There are some significant changes in this guide as compared with the guides I have provided in past years. Some will make preparing for Pesah a bit easier, others will make it a bit more challenging. On the whole, I like the approach of the Guide and offer it to you as a Pesah resource.

I do have a few reactions to specifics of the Guide and offer them to you as well. My reactions are based on my own experience and research into how various rabbis and rabbinical organizations approach these questions. Before you read the guide, please take note of my comments below. Some disagree with the Guide, others clarify or add material not found in the Guide.

Notes:

  • In the section on Kashering of Kitchen Appliances and Utensils the Guide notes that metal baking pans and sheets require libbun at very high temperatures which may warp the vessel. In my experience, metal baking pans can rarely be cleaned well enough to kasher them for Pesah. I do not recommend koshering baking pans and sheets for Pesah.

  • The Guide says that "Smooth, glass top electric ranges require koshering by libbun and irui (pouring boiling water over the surface of the range top) and then offers instructions on how to do this. In my experience, the irui process they recommend can be harmful to glass topped ranges. I suggest/cleaning the stovetop thoroughly using special products intended for use on these ranges and then heat as hot as possible for 40 minutes.

  • The Guide says that "Issues regarding glass bakeware are complex." I do not recommend koshering glass (Pyrex, etc.) bakeware or cookware for Pesah.

  • Dishwasher ‐ In the past, most authorities said that porcelain or plastic lined dishwashers could not be kashered. Recently, several authorities including the OU have said that these appliances can be kashered. Those who chose to kasher their metal, porcelain or plastic‐lined dishwashers using the method suggested in the Guide (or the slightly different procedures suggested in other places,) can rely on the authorities who permit this. Those who chose not to kasher their dishwashers also have authorities on which they can rely.

  • Refrigerators ‐ Refrigerators and freezers should be defrosted, cleaned and scoured.
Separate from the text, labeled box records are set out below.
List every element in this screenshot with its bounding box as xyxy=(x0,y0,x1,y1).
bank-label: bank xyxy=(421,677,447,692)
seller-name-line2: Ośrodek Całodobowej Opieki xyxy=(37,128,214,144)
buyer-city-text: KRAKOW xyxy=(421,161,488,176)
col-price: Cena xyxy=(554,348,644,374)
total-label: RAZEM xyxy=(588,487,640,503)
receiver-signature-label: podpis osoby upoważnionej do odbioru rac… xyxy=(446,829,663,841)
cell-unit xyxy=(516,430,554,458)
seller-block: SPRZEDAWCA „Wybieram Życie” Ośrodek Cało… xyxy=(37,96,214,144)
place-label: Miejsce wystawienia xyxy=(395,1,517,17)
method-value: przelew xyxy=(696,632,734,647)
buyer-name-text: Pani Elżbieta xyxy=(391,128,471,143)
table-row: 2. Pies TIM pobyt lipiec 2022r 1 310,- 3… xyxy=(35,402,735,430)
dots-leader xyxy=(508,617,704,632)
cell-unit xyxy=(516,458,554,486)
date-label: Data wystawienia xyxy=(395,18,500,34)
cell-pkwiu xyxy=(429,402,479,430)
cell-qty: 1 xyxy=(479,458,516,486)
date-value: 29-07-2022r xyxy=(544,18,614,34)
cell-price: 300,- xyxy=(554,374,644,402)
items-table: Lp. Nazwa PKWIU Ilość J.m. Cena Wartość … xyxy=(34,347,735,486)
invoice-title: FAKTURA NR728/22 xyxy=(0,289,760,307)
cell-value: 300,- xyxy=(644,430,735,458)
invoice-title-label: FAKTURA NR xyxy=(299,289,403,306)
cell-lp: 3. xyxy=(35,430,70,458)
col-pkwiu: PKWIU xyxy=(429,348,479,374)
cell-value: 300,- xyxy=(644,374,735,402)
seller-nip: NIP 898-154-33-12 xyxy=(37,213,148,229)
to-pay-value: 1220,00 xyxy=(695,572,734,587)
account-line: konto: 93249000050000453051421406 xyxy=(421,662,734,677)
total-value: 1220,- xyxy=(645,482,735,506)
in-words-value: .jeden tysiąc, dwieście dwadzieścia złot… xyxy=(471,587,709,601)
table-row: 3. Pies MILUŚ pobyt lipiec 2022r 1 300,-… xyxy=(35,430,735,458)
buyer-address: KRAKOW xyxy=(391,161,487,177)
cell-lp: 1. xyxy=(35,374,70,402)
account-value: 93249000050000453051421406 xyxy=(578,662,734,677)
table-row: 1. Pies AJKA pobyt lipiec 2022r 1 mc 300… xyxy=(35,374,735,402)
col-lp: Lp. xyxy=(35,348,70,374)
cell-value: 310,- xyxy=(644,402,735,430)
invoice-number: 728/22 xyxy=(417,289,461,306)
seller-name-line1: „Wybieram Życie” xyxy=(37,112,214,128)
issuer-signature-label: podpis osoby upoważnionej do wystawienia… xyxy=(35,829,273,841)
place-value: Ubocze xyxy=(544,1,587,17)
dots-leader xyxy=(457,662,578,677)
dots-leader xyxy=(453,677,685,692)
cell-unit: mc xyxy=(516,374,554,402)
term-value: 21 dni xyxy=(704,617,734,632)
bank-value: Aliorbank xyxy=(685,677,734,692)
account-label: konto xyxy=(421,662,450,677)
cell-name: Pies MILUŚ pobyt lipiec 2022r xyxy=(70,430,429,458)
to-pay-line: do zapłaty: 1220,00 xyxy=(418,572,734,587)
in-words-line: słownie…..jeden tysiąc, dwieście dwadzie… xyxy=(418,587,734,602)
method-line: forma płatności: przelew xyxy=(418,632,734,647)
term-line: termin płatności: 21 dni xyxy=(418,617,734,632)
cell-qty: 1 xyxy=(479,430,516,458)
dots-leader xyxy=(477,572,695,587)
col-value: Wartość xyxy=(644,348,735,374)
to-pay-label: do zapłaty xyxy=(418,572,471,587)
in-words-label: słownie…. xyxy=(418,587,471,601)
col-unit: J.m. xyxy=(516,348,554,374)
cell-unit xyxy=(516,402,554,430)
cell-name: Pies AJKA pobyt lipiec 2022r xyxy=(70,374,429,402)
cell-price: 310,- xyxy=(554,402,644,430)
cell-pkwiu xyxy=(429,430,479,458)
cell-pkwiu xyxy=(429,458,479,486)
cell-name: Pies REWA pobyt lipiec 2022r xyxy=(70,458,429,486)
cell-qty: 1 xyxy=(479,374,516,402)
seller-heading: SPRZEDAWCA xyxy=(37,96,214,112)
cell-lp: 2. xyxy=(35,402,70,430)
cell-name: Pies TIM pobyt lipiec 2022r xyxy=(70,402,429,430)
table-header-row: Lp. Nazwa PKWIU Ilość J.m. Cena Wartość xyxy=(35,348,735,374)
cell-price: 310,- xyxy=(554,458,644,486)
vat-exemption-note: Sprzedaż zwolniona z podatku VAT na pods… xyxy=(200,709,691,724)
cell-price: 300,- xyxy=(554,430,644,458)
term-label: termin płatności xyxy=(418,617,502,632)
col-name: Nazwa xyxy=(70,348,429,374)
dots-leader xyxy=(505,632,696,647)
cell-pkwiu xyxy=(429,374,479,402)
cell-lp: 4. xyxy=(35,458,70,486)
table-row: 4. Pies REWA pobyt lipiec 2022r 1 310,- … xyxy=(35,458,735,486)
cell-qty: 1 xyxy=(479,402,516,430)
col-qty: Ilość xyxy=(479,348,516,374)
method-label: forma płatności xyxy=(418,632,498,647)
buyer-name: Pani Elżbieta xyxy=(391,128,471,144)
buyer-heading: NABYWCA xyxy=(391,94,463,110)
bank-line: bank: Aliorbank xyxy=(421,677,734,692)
Include all walls, shelves and baskets. Some people cover shelves with shelf paper or foil during Pesah. (Make sure to allow for good air circulation in by punching holes in the paper or foil.)

  • Dishtowels and tablecloths can be kashered by washing with soap.

  • Kitniyot–The Rabbinical Assembly Guide includes links to two teshuvot, rabbinic response, regarding eating kitniyot (legumes, etc.) One new teshuva permits eating kitniyot. Another maintains the Ashkenazi prohibition. Our shul will continue to follow the traditional Ashkenazi prohibitions.